Previous studies have shown that hands are a major source of contamination, because of poor hand washing techniques.8Observation of hand washing at ward level and by parents in the home showed that techniques were often inadequate, or that hand washing was not done at all before setting up the enteral feeding system. This is in contrast to the practice observed when setting up intravenous feeding, when scrupulous hand washing techniques are used. This may be a reflection of the lower importance previously placed on the hygiene of enteral feeding systems by ward staff and parents.
The use of non-sterile disposable gloves is another important factor in improving hygiene, by providing an additional barrier to contamination. Anderton and Aidoo showed that contamination of enteral feeding systems could be eliminated in a laboratory situation by the use of non-sterile disposable gloves when handling the feed and feeding equipment.10
The bottle opener and feed bottle are other known sources of contamination, and studies have shown that disinfection of the bottle opener and feed container can eliminate feed contamination.7 This practice was therefore introduced into the revised protocol. Finally, increased staff awareness of the importance of hygiene in the setting up of enteral feeding systems may also be a factor responsible for the reduced contamination seen. The training sessions discussed the unacceptable levels of contamination isolated in the original study. Most members of ward staff were concerned by these results and considered them to be unacceptable.
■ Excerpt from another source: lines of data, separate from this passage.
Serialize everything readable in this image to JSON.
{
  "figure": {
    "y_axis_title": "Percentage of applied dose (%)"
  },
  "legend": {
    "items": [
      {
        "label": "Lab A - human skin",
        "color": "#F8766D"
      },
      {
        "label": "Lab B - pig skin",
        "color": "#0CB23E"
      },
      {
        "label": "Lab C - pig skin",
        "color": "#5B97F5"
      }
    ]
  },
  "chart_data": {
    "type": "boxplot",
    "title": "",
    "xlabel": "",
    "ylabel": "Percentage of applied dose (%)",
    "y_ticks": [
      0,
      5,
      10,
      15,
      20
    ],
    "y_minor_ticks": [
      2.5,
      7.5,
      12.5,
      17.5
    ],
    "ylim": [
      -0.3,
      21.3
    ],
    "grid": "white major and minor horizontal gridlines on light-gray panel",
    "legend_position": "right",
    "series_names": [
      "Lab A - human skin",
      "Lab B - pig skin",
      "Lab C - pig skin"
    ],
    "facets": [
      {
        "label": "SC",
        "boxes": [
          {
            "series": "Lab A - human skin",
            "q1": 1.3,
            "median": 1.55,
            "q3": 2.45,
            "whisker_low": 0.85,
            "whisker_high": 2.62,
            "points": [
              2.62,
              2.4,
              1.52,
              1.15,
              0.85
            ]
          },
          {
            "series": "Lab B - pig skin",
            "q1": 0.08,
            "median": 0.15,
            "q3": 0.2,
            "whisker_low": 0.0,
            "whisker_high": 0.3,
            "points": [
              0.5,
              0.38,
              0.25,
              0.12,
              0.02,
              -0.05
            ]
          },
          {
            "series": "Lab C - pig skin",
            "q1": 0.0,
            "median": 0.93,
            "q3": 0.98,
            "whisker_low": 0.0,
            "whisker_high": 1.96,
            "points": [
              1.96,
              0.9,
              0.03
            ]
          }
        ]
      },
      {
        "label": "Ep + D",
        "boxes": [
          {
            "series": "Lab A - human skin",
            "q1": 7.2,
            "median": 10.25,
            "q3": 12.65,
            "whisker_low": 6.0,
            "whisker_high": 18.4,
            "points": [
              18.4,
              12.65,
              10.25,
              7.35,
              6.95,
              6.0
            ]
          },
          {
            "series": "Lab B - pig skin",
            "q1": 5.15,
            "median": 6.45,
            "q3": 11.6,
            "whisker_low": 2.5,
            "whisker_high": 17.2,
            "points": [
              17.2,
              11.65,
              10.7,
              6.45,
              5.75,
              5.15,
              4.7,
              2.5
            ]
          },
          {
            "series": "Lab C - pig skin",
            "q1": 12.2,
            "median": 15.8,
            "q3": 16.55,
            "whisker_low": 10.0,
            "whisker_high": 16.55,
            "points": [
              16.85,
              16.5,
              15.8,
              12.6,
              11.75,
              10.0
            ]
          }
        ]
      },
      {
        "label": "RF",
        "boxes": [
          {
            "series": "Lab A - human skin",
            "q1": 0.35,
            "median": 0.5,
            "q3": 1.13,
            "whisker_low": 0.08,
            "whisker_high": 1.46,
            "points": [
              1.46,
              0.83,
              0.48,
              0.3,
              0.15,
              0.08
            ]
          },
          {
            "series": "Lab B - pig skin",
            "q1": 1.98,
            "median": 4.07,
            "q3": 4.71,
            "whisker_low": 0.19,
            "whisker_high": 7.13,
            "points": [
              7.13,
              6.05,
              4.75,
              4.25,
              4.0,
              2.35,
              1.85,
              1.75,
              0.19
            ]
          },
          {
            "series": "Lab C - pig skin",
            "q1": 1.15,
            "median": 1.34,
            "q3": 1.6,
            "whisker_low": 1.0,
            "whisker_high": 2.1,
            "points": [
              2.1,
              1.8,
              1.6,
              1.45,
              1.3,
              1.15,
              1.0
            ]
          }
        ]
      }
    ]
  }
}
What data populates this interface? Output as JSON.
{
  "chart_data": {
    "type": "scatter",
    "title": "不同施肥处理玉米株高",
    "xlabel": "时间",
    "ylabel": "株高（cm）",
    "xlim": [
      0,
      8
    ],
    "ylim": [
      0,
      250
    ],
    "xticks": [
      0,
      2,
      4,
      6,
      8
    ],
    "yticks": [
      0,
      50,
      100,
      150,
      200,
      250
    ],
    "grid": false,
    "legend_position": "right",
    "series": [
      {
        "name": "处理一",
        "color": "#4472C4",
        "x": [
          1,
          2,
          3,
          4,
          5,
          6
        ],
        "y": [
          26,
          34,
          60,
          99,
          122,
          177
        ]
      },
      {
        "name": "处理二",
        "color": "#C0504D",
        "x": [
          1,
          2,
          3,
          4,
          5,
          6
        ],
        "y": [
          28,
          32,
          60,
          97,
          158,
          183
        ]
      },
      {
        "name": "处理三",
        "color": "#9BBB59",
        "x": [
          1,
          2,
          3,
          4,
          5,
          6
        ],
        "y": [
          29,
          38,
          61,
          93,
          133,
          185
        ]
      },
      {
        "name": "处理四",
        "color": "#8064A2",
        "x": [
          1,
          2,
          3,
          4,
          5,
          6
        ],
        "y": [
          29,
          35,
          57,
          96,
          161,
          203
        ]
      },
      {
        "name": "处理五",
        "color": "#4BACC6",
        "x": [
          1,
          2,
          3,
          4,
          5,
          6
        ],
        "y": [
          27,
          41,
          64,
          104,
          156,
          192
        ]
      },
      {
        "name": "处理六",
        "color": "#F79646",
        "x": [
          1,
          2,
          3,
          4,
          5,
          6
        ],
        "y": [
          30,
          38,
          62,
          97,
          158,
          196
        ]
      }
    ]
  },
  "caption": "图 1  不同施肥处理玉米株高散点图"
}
Our results compare favourably with those of Puntis et alin a study examining intravascular catheter sepsis rates. Sepsis rates were reduced from 45% to 8% following protocol amendments and staff education.11
Contamination of enteral feeds is therefore probably multifactorial in origin and related to the number of manipulations of the feed and feeding system. In this study we have shown that bacterial contamination can be eliminated by modification of the enteral feeding protocol, which emphasises the key role that staff education plays in controlling contamination rates. Following this study, we now recommend that staff training should be an ongoing and continual process. Ward protocols are reviewed annually by the professional development unit, a body of senior nurses responsible for policies and procedures, and changes are disseminated to the ward staff by ward managers.